India has surged past United Kingdom to become the fifth largest economy in the world, IMF said on September 2. The latest change in rankings is based on quarterly GDP numbers in current dollars for the period ending December 2021. India increased its lead over the UK in the quarter ending March, IMF data shows. How should one see the latest jump in the Indian economy’s global ranking? Here are four charts which explain this in detail.
A historical look at India’s global GDP ranking
A historical look at the IMF’s World Economic Outlook (WEO) database shows that the Indian economy has made rapid gains in terms of global GDP ranking in the past decade and half. In 1980, the earliest period for which WEO GDP data is available, India was ranked 13th among 144 countries in the world in terms of GDP in current US dollars. By 1990, this rank improved to 12 but it went back to 13 in 2005. In 2010, India was ranked 9th and in 2015 and its global GDP rank improved to 7th. IMF’s 2022 GDP estimates -- they take into account 2022-23 GDP data for India -- rank India at the 5th place and by 2027, India is expected to become the 4th largest economy in the world overtaking Germany. To be sure, the number of countries in the IMF list keeps changing, but this does not exclude the major economies and hence is unlikely to impact India’s global rankings. Another way to look at India’s economic prowess in the world is to look at its share in global GDP. This measure shows a sustained progress since the 1990s. From a share of under 1.5% in global GDP (in current dollars), the Indian economy is expected to account for more than 4% of global GDP in 2027, the latest period for which IMF projections are available.
Is India’s global GDP rank a good indicator of well-being levels?
The short answer is no. India is expected to become the most populous country in the world by next year. More people also means more workers and therefore higher GDP. However, for living standards to improve across the board, per capita incomes need to rise, which requires GDP to rise at a much faster level than population. On this count, India lags behind several countries. Chart 2 captures this lag by plotting normalized values of GDP and per capita GDP (in current dollars) for all countries for which 2022 data is available in the WEO database. The normalization has been done on a scale of 0 to 1 where 0 is the minimum and 1 the maximum. Chart 2 also shows that while India will not face a major challenge in replacing Japan as the third largest economy in the world, it will continue to have a large gap with US and China, the top two economies in the world, even in terms of absolute GDP levels. Chart 2 also highlights the burden of history which faces countries outside Europe and Northern America. Even though China has pulled off one of the most remarkable growth stories in the history of modern capitalism, its per capita GDP levels are nowhere close to that of advanced countries.
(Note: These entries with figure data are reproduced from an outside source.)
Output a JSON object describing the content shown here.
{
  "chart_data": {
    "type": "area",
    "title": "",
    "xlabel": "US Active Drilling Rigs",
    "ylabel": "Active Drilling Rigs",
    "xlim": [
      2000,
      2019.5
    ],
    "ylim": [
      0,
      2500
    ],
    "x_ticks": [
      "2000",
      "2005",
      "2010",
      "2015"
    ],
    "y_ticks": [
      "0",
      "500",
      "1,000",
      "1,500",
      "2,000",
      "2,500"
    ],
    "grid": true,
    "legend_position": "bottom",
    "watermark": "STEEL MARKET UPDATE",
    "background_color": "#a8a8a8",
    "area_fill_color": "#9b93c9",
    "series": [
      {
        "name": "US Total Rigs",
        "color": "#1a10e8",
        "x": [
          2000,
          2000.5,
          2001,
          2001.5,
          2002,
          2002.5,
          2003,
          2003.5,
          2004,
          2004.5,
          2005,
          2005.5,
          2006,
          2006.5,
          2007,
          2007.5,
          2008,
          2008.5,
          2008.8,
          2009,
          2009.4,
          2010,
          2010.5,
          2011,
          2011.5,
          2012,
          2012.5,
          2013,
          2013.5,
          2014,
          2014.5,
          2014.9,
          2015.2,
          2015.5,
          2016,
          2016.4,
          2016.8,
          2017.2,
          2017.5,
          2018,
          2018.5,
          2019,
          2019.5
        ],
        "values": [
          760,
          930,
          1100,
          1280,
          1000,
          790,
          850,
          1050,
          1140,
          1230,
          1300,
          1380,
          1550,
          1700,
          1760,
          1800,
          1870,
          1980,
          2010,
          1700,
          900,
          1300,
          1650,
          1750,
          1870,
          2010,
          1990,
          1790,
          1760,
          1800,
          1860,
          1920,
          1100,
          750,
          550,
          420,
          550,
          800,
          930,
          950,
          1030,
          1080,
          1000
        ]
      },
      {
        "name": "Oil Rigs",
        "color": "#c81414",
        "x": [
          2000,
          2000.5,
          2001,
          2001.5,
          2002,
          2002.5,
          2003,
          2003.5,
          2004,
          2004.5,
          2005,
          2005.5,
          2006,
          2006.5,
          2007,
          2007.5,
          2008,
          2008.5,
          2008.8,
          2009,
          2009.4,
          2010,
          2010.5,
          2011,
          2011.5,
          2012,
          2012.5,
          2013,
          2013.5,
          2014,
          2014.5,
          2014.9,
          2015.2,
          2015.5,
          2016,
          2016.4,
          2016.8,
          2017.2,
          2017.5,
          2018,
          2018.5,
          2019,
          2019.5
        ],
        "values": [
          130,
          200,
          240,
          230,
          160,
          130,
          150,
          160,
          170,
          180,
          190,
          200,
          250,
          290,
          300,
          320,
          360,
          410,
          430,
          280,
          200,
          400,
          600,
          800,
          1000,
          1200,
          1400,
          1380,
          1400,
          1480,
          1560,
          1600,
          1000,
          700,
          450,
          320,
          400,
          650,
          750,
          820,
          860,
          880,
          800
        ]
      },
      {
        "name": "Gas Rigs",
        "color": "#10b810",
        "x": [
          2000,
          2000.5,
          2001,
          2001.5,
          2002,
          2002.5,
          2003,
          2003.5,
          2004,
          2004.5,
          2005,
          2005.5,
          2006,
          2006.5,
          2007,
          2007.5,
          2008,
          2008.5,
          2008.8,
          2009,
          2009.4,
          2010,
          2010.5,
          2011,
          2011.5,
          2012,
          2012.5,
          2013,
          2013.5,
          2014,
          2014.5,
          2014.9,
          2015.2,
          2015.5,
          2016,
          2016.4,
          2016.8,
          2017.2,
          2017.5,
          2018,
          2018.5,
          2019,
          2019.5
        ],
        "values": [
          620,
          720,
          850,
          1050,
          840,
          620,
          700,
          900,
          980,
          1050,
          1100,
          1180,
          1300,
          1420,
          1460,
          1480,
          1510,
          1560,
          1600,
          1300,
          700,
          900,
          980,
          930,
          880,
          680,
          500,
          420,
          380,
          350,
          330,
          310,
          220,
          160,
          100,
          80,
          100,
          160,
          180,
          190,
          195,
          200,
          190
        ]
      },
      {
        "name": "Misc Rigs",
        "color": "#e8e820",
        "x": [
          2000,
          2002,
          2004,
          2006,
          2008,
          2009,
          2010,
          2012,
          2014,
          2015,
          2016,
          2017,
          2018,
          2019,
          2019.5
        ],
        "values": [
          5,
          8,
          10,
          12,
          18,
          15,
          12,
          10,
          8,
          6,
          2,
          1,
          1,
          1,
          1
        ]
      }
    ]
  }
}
A lower per capita GDP rank does not mean everyone in India has low living standards
The fact that India’s per capita GDP continues to be much lower than its global GDP rank would indicate, does not mean that everybody is leading a life of relative deprivation in India. In fact, the fruits of growth in the post-reform period have been distributed in a very unequal way in India. While large parts of the working population continue to work in sectors with very low income shares, many other sectors have seen a significant improvement in their levels of economic well-being. A good way to capture this inequality is to look at relative share in Gross Value Added (GVA) – it is the share in GVA divided by the share in employment – for major subsectors in the Indian economy. Chart 3 has calculated these shares by using 2021-22 GVA shares and 2020-21 employment shares from the Periodic Labour Force Survey. The fact that a sector such as mining as the second highest relative income share shows that the resource extraction continues to be a very lucrative economic activity in the Indian economy.
What is India’s central economic challenge going forward?
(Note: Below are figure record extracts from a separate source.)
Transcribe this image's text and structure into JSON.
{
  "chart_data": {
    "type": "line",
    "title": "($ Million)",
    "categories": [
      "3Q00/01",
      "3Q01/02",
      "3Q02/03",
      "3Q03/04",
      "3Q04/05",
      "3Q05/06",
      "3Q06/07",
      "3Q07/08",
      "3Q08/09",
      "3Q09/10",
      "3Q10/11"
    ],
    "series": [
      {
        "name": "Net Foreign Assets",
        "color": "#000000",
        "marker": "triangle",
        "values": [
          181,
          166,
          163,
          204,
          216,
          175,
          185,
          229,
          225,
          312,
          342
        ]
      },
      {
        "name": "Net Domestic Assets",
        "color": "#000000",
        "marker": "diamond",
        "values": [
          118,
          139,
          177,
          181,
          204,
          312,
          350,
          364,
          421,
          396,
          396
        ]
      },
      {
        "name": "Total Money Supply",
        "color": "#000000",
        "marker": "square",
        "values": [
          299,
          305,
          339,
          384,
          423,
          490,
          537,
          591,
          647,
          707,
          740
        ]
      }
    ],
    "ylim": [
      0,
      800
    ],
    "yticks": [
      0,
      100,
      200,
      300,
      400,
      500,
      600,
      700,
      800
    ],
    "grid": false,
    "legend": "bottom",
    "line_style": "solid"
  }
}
The answer to this question has two parts. First, GDP growth itself needs to improve going forward. A compound annual growth rate (CAGR) based analysis shows that India’s GDP growth was significantly lower in the 2010-2019 period (this period excludes the pandemic’s impact) than in the previous decade and is expected to go down further in the period from 2019 to 2027, the latest period for which IMF’s GDP projections are available.
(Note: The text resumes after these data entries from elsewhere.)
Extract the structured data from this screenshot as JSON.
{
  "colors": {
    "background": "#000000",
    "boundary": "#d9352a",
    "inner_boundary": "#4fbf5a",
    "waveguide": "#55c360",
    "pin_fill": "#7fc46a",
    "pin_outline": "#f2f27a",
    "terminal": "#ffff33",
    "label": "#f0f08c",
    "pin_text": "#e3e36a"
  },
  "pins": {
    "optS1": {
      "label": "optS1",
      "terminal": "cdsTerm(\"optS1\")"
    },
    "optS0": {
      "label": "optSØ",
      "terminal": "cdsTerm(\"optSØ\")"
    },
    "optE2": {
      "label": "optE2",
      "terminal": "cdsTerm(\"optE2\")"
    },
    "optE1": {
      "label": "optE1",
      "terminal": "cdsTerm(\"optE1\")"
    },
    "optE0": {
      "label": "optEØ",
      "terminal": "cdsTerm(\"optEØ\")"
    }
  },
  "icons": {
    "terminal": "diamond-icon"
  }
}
In addition to the challenge of boosting GDP growth, India will also have to make sure that such growth does not leave behind a large part of its population. While inequality has always been a concern in India’s post-reform growth story, it is likely to have increased in the period after 2016, thanks to the rapid formalization of the economy. The anecdotal evidence for such growth is not very difficult to find. For example, the Purchasing Managers’ Index for services grew at a very high rate in the three months of the quarter ending June , yet the most employment intensive sub-sector of services did not even reach pre-pandemic levels.